她乱挥着手里的簪子,头上被韩识嘉扶稳的步摇彻底散了,耳光落下,步摇被打得滚落地上。
“臭婆娘,跟你娘学坏了是吧。”
“我还能不知道你们在想什么,都想跑是吧,那就一个也别想好过。”
又一个耳光落下来。
“你们一辈子也别想摆脱我。

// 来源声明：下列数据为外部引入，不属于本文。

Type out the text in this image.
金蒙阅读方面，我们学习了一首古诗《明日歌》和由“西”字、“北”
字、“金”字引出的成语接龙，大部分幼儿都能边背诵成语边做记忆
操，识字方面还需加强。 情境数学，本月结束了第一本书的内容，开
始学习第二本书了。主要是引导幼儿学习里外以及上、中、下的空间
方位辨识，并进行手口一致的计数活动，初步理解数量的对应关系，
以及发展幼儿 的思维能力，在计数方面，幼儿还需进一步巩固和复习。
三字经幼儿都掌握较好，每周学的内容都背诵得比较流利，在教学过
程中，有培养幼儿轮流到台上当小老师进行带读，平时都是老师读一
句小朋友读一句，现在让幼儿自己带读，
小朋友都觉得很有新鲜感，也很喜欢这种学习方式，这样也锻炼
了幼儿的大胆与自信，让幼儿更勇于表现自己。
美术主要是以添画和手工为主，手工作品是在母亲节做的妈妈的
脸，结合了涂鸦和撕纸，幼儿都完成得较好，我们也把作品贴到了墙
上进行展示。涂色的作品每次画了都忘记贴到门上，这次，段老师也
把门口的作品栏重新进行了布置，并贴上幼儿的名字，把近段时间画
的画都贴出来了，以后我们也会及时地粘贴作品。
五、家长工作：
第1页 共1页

”
韩思弦倒在那里,第一次切身知道了母亲这些年究竟是受了什么苦,她痛苦地倒在那里受着拳脚,她很痛,觉得自己快要死了,可她又告诉自己不能倒在这里,识嘉哥哥还等着她回去呢,回去了,他们就能成亲了。
她颤巍巍地睁开眼睛,去捡去够那支步摇,直到把它握在手心,才像是终于获得了一点力量。
她举起来,拼命向蒋怀仁挥去。
蒋怀仁不防,被划伤了脸,吃痛着往后躲过,发现自己被韩思弦弄伤后,又扑了上来,韩思弦好不容易站起来身,见状,奋力把蒋怀仁往后一推——
闷哼一声,声音被夜色吞没。
大殿之中瞬间安静了下来。
韩思弦有些怔然,还不知发生了什么,颤巍巍站起来时,就看见蒋怀仁撞在了那把刀上,他不可置信地看着韩思弦,又看着贯穿腹部的那把刀:“你……”
他本就重伤,再说不出一句完整的话,整个人跪了下来。
韩思弦吓坏了,全然没想到会这样,她感觉自己的脸上有什么东西在流下来,摸上去的时候,才发现自己连手都是红的。
是蒋怀仁的血。
韩思弦重新跌坐下来。
这时,她一直呼救许久的殿门突然开了。
有一个男人站在殿门外,跟着他一起进来的,是一道昏暗的月色,他裁了一段月白,照着韩思弦的惊慌失措。